ZenML

Scaling AI-Powered File Understanding with Efficient Embedding and LLM Architecture

Dropbox 2024
View original source

Dropbox implemented AI-powered file understanding capabilities for previews on the web, enabling summarization and Q&A features across multiple file types. They built a scalable architecture using their Riviera framework for text extraction and embeddings, implemented k-means clustering for efficient summarization, and developed an intelligent chunk selection system for Q&A. The system achieved significant improvements with a 93% reduction in cost-per-summary, 64% reduction in cost-per-query, and latency improvements from 115s to 4s for summaries and 25s to 5s for queries.

Industry

Tech

Technologies

Overview

Dropbox, the cloud storage and file synchronization company, built AI-powered summarization and question-answering (Q&A) features directly into their web file preview experience. The goal was to help knowledge workers suffering from information overload by enabling them to quickly understand file contents without reading entire documents, watching full videos, or remembering exactly where specific information was stored. The system can summarize files of any length and format, answer questions about file contents, and even work across multiple files simultaneously.

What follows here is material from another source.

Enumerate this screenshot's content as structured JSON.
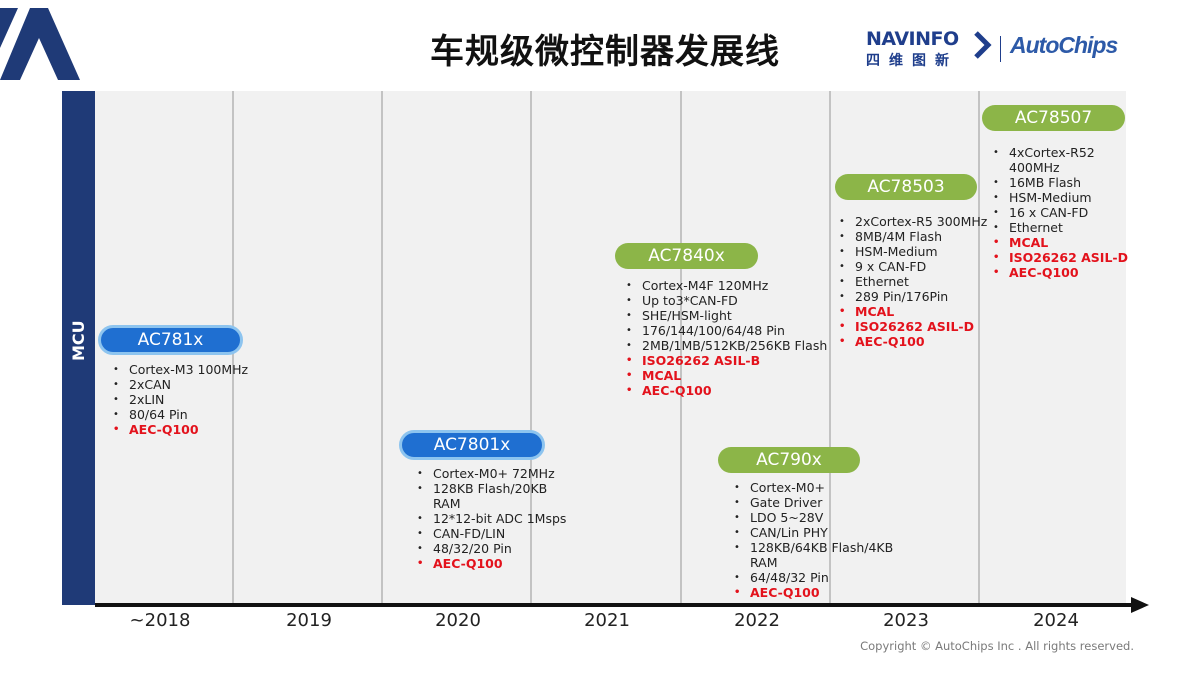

This case study offers a comprehensive look at how a large-scale production system integrates LLM capabilities into an existing infrastructure, with particular attention to performance optimization, cost management, and architectural decisions that enable scale.

The Riviera Framework: Foundation for LLM Integration

The foundation of Dropbox’s LLM features is their existing file conversion framework called Riviera. This system was originally designed to convert complex file types (like CAD drawings) into web-consumable formats (like PDF) for file previews. Riviera operates at enormous scale, processing approximately 2.5 billion requests per day—totaling nearly an exabyte of data—across roughly 300 file types.

The architecture consists of a frontend that routes requests through plugins, with each plugin running in a “jail” (an isolated container designed for safe execution of third-party code). Riviera maintains a graph of possible conversions and can chain multiple plugins together to perform complex multi-step transformations. For example, extracting text from a video might follow the pipeline: Video (.mp4) -> Audio (.aac) -> Transcript (.txt).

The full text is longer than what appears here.